The fortunes benchmark, in contrast, involves a relational database and HTML templating.
Sample fortunes request:
Sample fortunes response:
It’s more representative of real-world applications.
Measurements
We’ve measured throughput at different concurrency levels. The blue/red bars indicate the number of requests per second when monitoring is disabled/enabled.
Plaintext
In the plaintext benchmark, monitoring has such an impact that the throughput doesn’t increase with the concurrency level.

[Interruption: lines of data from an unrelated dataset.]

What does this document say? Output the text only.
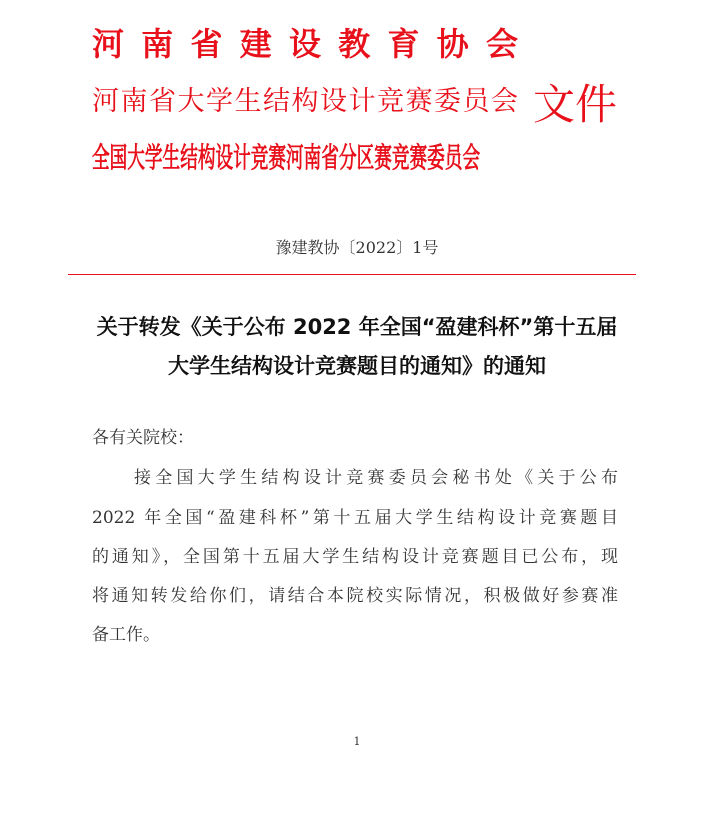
河南省建设教育协会
河南省大学生结构设计竞赛委员会
全国大学生结构设计竞赛河南省分区赛竞赛委员会
文件
豫建教协〔2022〕1号
关于转发《关于公布 2022 年全国“盈建科杯”第十五届
大学生结构设计竞赛题目的通知》的通知
各有关院校：
接全国大学生结构设计竞赛委员会秘书处《关于公布
2022 年全国“盈建科杯”第十五届大学生结构设计竞赛题目
的通知》，全国第十五届大学生结构设计竞赛题目已公布，现
将通知转发给你们，请结合本院校实际情况，积极做好参赛准
备工作。
1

When monitoring is enabled, the throughput decreased by 59.90% on average.
Fortunes
In the fortunes benchmark, which is more realistic, the throughput decreased by 8.24% on average.
Analysis
After measuring throughput, we’ve profiled the server with async-profiler
in CPU mode.
In the flamegraph generated for the plaintext benchmark, methods related to monitoring with Micrometer, highlighted in fuchsia, are dominant:
This looks consistent with the measurements described previously: if a lot of server work is dedicated to monitoring, the throughput can only decrease. But what’s the problem exactly?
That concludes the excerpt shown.